Hailing from Dixon, Tenn., McCormick earned his Classic berth through the Bassmaster College Classic Bracket on Alabama’s Coosa River. He had the cedar stick with him then, but the story goes back even farther.
“My college partner Stevie Mills and I were having a couple of bad tournaments in a row and his dad said ‘You boys need to go get a lucky piece of cedar,’” McCormick recalls. “His dad used to tell him that back in the day and the lucky cedar is kind of a redneck thing in Tennessee.
“Sure enough, we did that and had two top-10s in a row and a second at the National Championship. That cedar stick has been riding with me ever since and it’s going to continue riding with me.”

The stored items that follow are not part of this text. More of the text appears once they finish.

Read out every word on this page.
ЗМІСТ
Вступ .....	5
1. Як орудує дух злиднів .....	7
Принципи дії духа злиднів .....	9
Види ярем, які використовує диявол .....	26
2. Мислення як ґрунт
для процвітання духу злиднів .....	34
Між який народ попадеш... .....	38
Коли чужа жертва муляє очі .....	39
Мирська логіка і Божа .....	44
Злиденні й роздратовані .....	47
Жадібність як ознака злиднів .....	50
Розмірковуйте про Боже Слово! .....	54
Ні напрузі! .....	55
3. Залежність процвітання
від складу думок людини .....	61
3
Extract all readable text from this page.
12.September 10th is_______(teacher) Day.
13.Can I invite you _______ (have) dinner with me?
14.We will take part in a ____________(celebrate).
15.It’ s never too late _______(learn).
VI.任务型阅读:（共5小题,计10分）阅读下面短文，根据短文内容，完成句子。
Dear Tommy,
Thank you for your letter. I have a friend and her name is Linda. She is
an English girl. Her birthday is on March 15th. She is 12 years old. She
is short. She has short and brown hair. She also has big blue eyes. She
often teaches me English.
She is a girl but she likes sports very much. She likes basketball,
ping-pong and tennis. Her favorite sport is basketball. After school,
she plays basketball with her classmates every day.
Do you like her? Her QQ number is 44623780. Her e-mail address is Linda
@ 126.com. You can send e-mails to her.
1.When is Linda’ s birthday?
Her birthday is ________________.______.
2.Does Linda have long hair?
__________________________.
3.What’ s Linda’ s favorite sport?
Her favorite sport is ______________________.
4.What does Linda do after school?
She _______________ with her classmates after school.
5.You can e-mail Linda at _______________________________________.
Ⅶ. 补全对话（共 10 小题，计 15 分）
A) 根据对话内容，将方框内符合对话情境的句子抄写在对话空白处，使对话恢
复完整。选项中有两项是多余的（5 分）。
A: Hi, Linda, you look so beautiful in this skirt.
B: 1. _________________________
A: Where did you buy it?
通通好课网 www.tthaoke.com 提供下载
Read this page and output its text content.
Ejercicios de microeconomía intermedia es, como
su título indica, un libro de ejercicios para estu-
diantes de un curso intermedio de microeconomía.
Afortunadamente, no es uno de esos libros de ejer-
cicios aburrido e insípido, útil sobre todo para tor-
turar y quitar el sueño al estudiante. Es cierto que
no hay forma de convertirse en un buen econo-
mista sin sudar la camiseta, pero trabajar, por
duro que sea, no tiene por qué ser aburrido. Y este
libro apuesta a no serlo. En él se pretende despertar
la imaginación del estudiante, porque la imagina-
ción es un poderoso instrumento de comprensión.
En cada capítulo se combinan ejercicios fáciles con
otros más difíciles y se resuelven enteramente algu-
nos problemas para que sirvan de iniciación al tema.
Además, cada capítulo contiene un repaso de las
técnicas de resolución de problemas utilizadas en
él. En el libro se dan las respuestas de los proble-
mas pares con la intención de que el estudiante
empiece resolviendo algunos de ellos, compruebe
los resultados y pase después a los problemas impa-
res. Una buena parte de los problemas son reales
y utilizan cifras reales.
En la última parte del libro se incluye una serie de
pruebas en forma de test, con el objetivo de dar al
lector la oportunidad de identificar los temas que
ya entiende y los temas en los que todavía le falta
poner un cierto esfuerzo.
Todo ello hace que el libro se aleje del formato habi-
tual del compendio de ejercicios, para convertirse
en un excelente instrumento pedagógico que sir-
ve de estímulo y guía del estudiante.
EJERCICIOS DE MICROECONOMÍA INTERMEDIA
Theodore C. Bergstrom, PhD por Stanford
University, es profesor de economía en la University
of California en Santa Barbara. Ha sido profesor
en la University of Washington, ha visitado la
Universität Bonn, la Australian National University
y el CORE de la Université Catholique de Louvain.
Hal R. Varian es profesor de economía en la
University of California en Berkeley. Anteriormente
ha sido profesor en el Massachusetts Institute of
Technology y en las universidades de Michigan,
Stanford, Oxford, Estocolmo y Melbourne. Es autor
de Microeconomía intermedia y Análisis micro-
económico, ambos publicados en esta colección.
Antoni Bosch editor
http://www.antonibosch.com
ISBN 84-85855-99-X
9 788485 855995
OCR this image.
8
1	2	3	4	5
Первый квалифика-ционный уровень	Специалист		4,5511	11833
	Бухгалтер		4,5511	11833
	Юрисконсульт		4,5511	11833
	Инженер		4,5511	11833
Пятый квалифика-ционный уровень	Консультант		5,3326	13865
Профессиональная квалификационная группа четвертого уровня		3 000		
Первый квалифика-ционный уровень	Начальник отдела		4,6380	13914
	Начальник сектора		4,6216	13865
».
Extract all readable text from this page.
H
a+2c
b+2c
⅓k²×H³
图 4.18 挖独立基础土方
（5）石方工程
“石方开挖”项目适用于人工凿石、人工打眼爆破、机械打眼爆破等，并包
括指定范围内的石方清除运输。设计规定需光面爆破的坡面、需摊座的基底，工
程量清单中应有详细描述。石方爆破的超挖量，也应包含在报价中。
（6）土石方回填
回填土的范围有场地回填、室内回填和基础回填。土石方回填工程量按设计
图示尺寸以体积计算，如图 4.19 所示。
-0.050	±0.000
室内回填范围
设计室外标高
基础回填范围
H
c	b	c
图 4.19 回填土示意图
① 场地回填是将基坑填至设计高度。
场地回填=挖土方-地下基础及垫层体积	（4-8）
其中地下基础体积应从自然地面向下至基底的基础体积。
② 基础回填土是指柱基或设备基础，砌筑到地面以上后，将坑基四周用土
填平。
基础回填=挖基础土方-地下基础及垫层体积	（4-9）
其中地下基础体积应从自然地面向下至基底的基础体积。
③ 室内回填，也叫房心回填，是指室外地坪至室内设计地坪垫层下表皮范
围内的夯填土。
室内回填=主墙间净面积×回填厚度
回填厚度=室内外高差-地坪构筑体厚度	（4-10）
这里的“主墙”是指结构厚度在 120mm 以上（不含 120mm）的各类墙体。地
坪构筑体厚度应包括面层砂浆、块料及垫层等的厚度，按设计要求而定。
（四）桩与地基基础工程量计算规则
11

The connection is remarkably strong, considering that McCormick’s actually allergic to Cedar. More so the resin than the dried wood, and as McCormick has found, his lucky stick adds a pleasant aroma to the boat.
Most importantly, that cedar stick brings the sweet smell of success — the stuff that got him to the sport’s biggest event and motivates him to give it his all.
“The biggest thing is I can open that box up and look at it and know that I can do this and I deserve to be here just as well as all these other guys,” McCormick said. “That’s a big thing for me — just having confidence in myself and going out there and doing what I know how to do.”